At first sight, it could look awkward, as the affected part of Japan is in the Okhotsk Plate, which is the overriding plate, while the Pacific plate is the subsiding element. Shouldn't the overriding plate uplift, instead of subside? Let's analyse it more in detail.
A megathrust fault is the tectonic boundary between a subsiding plate and an overriding plate. Megathrust faults are the causing element of the majority of most powerful earthquakes in the Earth. Probably, the most famous megathrust is beneath Cascadia in North America, and you can find most of the information you need about that in this great site: Giant earquakes of the Pacific NW.
Coming back to Japan, which is part of the Eurasian plate, it overrides the Pacific plate over a megathrust. This is the fault that, with its slip due to elastic rebound, caused the 9.0 Mw earthquake some days ago. But of course, the slip occurs suddenly, after accumulating energy for certain time.
As the following figure shows (taken from here), the overriding plate develops a bulge -due to strain build-up- when the upper plate locks over the subducting plate. Behaving elastically, the bulge grows as shortening continues, and the overriding plate continues accumulating strain in the bulge area. At some moment, the contraction is so strong that it exceedes the hold of friction along the fault, and an earthquake is triggered. The strain build-up relaxes, and the previoulsy uplifted region subsides. The cycle starts all over again.
This is what has happened in Japan. An example may be to imagine ourselves pushing a mat, with our feet, against another mat. One of them will form a fold in the rim, until its resistance is broken, it slips over the "subsiding" mat, and the fold disappears.

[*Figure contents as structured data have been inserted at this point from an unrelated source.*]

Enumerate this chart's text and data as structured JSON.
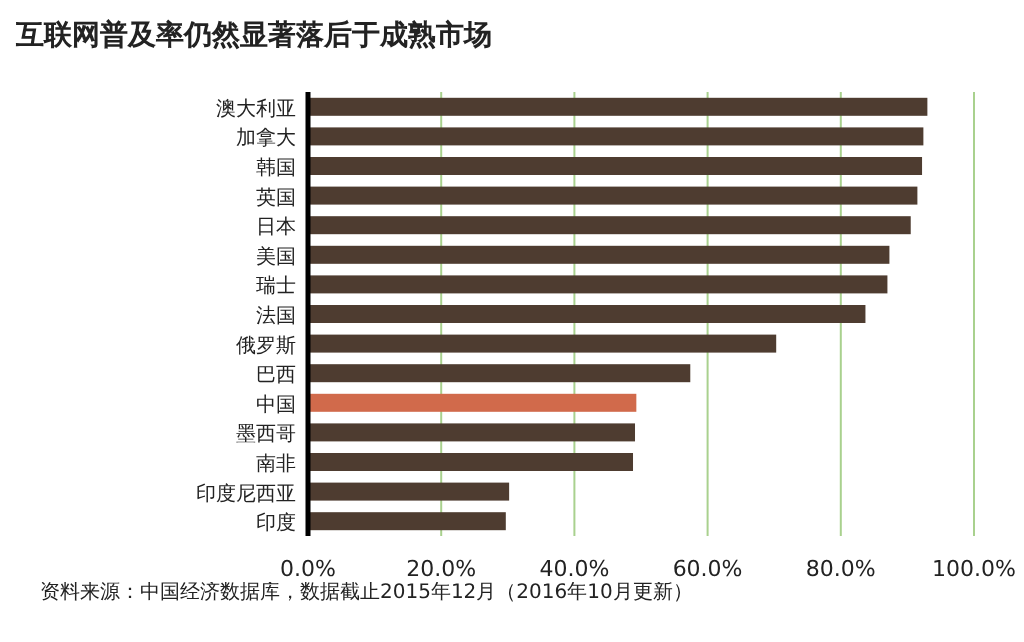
{
  "chart_data": {
    "type": "bar",
    "orientation": "horizontal",
    "title": "互联网普及率仍然显著落后于成熟市场",
    "categories": [
      "澳大利亚",
      "加拿大",
      "韩国",
      "英国",
      "日本",
      "美国",
      "瑞士",
      "法国",
      "俄罗斯",
      "巴西",
      "中国",
      "墨西哥",
      "南非",
      "印度尼西亚",
      "印度"
    ],
    "values": [
      93.0,
      92.4,
      92.2,
      91.5,
      90.5,
      87.3,
      87.0,
      83.7,
      70.3,
      57.4,
      49.3,
      49.1,
      48.8,
      30.2,
      29.7
    ],
    "colors": [
      "#4e3c30",
      "#4e3c30",
      "#4e3c30",
      "#4e3c30",
      "#4e3c30",
      "#4e3c30",
      "#4e3c30",
      "#4e3c30",
      "#4e3c30",
      "#4e3c30",
      "#d16a4b",
      "#4e3c30",
      "#4e3c30",
      "#4e3c30",
      "#4e3c30"
    ],
    "xlim": [
      0,
      100
    ],
    "xticks": [
      {
        "value": 0,
        "label": "0.0%"
      },
      {
        "value": 20,
        "label": "20.0%"
      },
      {
        "value": 40,
        "label": "40.0%"
      },
      {
        "value": 60,
        "label": "60.0%"
      },
      {
        "value": 80,
        "label": "80.0%"
      },
      {
        "value": 100,
        "label": "100.0%"
      }
    ],
    "grid": "x",
    "annotations": [
      "资料来源：中国经济数据库，数据截止2015年12月（2016年10月更新）"
    ]
  }
}
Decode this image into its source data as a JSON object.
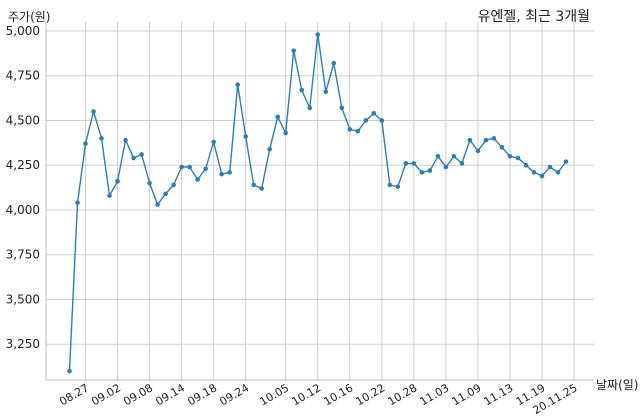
{
  "chart_data": {
    "type": "line",
    "title": "유엔젤, 최근 3개월",
    "ylabel": "주가(원)",
    "xlabel": "날짜(일)",
    "ylim": [
      3050,
      5050
    ],
    "grid": true,
    "legend": "none",
    "line_color": "#2e7db5",
    "y_ticks": [
      3250,
      3500,
      3750,
      4000,
      4250,
      4500,
      4750,
      5000
    ],
    "y_tick_labels": [
      "3,250",
      "3,500",
      "3,750",
      "4,000",
      "4,250",
      "4,500",
      "4,750",
      "5,000"
    ],
    "x_tick_labels": [
      {
        "index": 2,
        "label": "08.27"
      },
      {
        "index": 6,
        "label": "09.02"
      },
      {
        "index": 10,
        "label": "09.08"
      },
      {
        "index": 14,
        "label": "09.14"
      },
      {
        "index": 18,
        "label": "09.18"
      },
      {
        "index": 22,
        "label": "09.24"
      },
      {
        "index": 27,
        "label": "10.05"
      },
      {
        "index": 31,
        "label": "10.12"
      },
      {
        "index": 35,
        "label": "10.16"
      },
      {
        "index": 39,
        "label": "10.22"
      },
      {
        "index": 43,
        "label": "10.28"
      },
      {
        "index": 47,
        "label": "11.03"
      },
      {
        "index": 51,
        "label": "11.09"
      },
      {
        "index": 55,
        "label": "11.13"
      },
      {
        "index": 59,
        "label": "11.19"
      },
      {
        "index": 63,
        "label": "20.11.25"
      }
    ],
    "series": [
      {
        "values": [
          3100,
          4040,
          4370,
          4550,
          4400,
          4080,
          4160,
          4390,
          4290,
          4310,
          4150,
          4030,
          4090,
          4140,
          4240,
          4240,
          4170,
          4230,
          4380,
          4200,
          4210,
          4700,
          4410,
          4140,
          4120,
          4340,
          4520,
          4430,
          4890,
          4670,
          4570,
          4980,
          4660,
          4820,
          4570,
          4450,
          4440,
          4500,
          4540,
          4500,
          4140,
          4130,
          4260,
          4260,
          4210,
          4220,
          4300,
          4240,
          4300,
          4260,
          4390,
          4330,
          4390,
          4400,
          4350,
          4300,
          4290,
          4250,
          4210,
          4190,
          4240,
          4210,
          4270
        ]
      }
    ]
  }
}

In 1700, that happened in Cascadia (http://blog.lib.umn.edu/stgeorge/geog5426/2010/11/13/Jacoby%20Geology/201997.pdf), when a massive earthquake caused the subsidence of a region, where many trees drowned and just a handful of them survived... for telling us through their ring what happend with the topographic base level. (Photo from here)NASA has published two MODIS images, showing the coastline in Sendai before and after the eartquake. It is still early to estimate the new coastline, as in the images of this week many lands near the coastline are still flooded by the tsunami wave, and will probably not be submerged in the near future.